The conductor, stepping back into the train for a moment, returns with an envelope and tucks it into her hand. He rubs the coal stain self-consciously with a finger.
Elizabeth is suddenly breathless. She wishes the two men good day and walks away from the throng, away from the hotel, where the doorman is chatting to a family wrapped up in coats and crimson scarves. She wonders if they have all come to see the sign in the sky, the symbol proclaiming the end of the world. One of them catches her eye. Their conversation stops.
As she walks, she keeps a hand over her coat pocket, to make sure the envelope is still inside. This world has a habit of taking things away, as the box under her bed reminds her each morning. Things fall through cracks never to be seen again.
Halfway up the koppie, she stops to rest. She has been thinking about the midnight conversation with Sister Etta at the convent. It feels like a lifetime ago, a fading realm of stiff linen, scrubbing brushes and that nameless grey guilt beneath it all. Wouldn’t it be wonderful if the things we lost in this world merely slipped through a doorway somewhere, into another? But Etta has made it clear she wants nothing more to do with Elizabeth.
Everything around her is ice and shadow, silvered with dew. She feels awake now. The cloud from breakfast hangs directly above her and a few more have gathered on the horizon. Perhaps there will be a storm after all, one of those Karoo tempests where ancient green light tears the sky open and water floods the plains for days.
Sitting on a rock, she watches a beetle scuttle down the length of her shadow, then takes out the envelope. On the back is the address of the publishing firm. She slides a finger under the fold and removes the page inside.
Dear Miss Tenant
She stops reading. For as long as she stares out at the Karoo morning, the paragraph below can contain anything.

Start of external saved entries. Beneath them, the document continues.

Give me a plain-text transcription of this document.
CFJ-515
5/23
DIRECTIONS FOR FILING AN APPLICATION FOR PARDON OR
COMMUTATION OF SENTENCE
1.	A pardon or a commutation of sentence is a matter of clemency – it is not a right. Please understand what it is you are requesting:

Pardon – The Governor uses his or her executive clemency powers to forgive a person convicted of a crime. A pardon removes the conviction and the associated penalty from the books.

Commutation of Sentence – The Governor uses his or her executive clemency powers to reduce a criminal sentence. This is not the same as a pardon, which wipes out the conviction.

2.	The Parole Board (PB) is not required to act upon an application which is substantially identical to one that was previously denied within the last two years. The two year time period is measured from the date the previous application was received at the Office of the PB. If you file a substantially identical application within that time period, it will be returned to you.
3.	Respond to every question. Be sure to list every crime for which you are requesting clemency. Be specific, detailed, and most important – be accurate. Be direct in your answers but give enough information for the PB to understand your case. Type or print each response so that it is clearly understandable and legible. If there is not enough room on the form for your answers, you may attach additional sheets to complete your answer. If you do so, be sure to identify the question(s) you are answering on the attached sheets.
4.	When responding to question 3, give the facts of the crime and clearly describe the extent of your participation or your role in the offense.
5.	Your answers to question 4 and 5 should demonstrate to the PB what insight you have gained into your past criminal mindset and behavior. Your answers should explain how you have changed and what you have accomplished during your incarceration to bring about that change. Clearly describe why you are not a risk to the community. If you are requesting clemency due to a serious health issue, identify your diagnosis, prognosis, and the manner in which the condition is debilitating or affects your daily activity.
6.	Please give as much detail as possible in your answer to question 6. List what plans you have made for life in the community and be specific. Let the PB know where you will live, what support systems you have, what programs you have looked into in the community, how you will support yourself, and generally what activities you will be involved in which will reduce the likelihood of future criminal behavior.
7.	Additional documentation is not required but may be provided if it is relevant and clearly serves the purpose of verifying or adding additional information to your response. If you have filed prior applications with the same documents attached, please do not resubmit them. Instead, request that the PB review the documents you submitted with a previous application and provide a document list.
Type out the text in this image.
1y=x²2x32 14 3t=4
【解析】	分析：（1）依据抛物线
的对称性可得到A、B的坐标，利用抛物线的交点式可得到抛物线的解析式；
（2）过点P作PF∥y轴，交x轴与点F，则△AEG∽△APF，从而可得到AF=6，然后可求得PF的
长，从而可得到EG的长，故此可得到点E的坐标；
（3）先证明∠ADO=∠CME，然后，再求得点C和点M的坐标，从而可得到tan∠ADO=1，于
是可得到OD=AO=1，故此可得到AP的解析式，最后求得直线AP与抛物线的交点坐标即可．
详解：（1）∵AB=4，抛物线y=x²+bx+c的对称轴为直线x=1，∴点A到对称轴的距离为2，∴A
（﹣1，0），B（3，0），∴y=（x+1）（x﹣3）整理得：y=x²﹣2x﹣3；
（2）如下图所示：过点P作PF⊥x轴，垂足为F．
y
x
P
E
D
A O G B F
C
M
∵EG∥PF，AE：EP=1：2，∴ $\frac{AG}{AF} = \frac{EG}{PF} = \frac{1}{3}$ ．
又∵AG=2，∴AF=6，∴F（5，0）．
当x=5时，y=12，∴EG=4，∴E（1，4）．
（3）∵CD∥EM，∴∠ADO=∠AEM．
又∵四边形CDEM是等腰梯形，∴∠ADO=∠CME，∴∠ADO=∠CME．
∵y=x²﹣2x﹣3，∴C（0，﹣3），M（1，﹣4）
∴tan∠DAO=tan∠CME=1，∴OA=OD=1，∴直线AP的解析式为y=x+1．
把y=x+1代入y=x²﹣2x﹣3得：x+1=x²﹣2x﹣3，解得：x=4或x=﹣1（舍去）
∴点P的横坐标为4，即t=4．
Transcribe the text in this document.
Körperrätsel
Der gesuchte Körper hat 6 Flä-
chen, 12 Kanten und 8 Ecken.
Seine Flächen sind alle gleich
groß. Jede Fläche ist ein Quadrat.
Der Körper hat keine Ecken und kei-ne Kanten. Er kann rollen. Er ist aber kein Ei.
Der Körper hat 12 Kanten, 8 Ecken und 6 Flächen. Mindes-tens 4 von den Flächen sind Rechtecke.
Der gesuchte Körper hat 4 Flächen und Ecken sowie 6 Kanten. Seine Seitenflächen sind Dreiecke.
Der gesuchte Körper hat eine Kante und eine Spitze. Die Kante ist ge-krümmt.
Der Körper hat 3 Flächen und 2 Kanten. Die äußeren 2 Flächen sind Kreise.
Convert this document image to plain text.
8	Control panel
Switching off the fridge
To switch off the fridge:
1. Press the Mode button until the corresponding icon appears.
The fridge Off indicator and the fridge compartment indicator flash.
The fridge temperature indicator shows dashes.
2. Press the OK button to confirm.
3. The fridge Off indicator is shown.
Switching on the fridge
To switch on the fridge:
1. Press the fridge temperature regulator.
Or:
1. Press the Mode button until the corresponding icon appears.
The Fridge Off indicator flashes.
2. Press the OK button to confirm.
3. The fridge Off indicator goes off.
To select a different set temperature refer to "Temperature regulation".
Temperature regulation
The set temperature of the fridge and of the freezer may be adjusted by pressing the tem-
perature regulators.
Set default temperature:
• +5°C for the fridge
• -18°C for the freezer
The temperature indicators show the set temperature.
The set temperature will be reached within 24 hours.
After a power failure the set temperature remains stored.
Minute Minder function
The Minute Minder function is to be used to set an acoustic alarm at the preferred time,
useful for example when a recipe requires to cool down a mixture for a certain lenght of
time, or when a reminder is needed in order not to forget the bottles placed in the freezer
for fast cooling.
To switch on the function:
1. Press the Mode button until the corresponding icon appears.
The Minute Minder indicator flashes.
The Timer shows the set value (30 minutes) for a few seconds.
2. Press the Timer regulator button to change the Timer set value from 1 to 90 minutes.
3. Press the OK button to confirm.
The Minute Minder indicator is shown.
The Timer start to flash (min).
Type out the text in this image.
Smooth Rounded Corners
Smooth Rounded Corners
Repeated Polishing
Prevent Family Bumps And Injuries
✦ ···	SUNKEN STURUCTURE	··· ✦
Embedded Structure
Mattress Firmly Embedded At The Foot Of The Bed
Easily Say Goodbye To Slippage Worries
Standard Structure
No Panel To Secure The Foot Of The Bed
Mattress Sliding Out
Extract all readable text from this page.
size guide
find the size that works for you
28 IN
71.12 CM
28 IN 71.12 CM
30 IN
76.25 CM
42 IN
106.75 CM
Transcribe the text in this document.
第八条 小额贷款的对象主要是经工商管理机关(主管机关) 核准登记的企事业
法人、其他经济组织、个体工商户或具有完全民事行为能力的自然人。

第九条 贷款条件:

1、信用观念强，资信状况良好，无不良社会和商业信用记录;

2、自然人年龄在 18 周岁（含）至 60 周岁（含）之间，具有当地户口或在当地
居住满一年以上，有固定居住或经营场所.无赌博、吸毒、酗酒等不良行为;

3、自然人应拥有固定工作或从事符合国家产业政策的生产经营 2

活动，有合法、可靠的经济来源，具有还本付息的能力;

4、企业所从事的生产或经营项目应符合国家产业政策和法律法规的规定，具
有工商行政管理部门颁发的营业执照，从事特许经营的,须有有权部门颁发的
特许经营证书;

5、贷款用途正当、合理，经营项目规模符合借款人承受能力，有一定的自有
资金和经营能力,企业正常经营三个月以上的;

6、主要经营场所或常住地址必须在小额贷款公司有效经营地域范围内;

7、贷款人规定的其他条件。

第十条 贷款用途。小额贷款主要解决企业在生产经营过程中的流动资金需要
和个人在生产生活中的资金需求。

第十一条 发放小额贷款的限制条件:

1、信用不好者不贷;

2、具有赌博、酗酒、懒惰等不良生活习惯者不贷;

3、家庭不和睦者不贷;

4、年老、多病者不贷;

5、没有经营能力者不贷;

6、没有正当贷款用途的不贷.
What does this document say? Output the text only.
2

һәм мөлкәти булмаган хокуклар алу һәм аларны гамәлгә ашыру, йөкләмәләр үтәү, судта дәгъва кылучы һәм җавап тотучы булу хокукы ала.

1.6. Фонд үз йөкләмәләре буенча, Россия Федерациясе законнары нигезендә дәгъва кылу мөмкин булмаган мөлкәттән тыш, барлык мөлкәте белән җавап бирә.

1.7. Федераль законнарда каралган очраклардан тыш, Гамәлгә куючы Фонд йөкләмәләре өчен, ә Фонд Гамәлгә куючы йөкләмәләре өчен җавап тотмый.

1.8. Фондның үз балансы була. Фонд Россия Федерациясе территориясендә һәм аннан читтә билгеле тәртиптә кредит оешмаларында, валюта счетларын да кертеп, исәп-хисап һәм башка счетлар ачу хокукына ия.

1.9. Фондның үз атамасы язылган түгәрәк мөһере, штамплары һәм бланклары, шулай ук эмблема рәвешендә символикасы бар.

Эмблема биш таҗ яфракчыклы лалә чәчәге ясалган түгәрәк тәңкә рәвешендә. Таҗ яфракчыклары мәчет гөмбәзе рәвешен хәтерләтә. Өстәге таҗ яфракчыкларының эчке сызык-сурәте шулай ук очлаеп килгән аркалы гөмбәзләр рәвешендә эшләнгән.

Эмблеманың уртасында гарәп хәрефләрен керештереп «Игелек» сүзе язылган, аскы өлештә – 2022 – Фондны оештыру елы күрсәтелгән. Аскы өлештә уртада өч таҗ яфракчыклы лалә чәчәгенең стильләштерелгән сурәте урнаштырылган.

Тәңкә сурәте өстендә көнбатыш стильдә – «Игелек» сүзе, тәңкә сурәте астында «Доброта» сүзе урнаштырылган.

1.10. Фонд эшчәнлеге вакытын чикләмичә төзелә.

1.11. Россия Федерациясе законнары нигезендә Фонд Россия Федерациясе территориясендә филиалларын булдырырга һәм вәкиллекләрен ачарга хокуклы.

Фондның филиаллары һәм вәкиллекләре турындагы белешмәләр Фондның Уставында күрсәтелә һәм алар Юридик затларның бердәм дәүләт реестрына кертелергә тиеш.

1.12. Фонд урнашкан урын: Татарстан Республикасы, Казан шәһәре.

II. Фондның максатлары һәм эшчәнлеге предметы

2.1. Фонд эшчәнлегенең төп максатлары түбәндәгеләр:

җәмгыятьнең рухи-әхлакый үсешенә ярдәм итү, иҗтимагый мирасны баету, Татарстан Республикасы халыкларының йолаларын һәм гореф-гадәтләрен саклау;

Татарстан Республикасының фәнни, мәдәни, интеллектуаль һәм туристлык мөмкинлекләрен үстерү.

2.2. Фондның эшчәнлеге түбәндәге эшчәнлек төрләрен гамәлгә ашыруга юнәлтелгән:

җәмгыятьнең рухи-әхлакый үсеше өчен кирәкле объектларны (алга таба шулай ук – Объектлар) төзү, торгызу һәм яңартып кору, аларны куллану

There are endless possibilities, infinite directions the words can take. If she puts her head down and carries on reading, one of them will have to come true.
In the distance, the train has started to move again, a line of smoke rising into the air as it continues on its way to the Diamond Fields. The village roofs are just catching the morning sun. Sterfontein. If one lingers long enough on the ‘f’, the fountain of stars becomes a fountain of death. Sterf fontein. Her eyes trace up the koppie slope, stop at her feet. How long have the stones lain in these positions? She flips one over with the edge of her boot, wondering if it’s the first time since creation it has ever been moved.
After finishing the letter, she folds it up and tucks it back inside her coat pocket. She thinks of the dead sheep she saw swinging like a pendulum over William’s shoulder, announcing that time is up. She knows what she must do now, the few simple tasks that will get her through this last hour: she will go back to the hotel and take out the box which, for too long, has remained hidden under her bed. She will carry it outside and bury it in the veld. She will leave the final chapter on her bedside table, for whoever might find it. And then she will step through the curtain into the world beyond, as this one splinters to dust behind her.
It comes to her now, as she stands looking out over the village, a calm realisation: she has failed.
The letter is clear. We do not feel that a boy running after the moon is of relevance to the colony in its current state.
The silver threads have not been strong enough.
The stars fall out of the sky.
Somerset West, 1989
Erica looks up into the branches of the liquidambar tree, half a joint between her fingers, thinking about the boy with the hole in his heart who is trying to catch the moon.
You cannot capture the moon by bottling the river.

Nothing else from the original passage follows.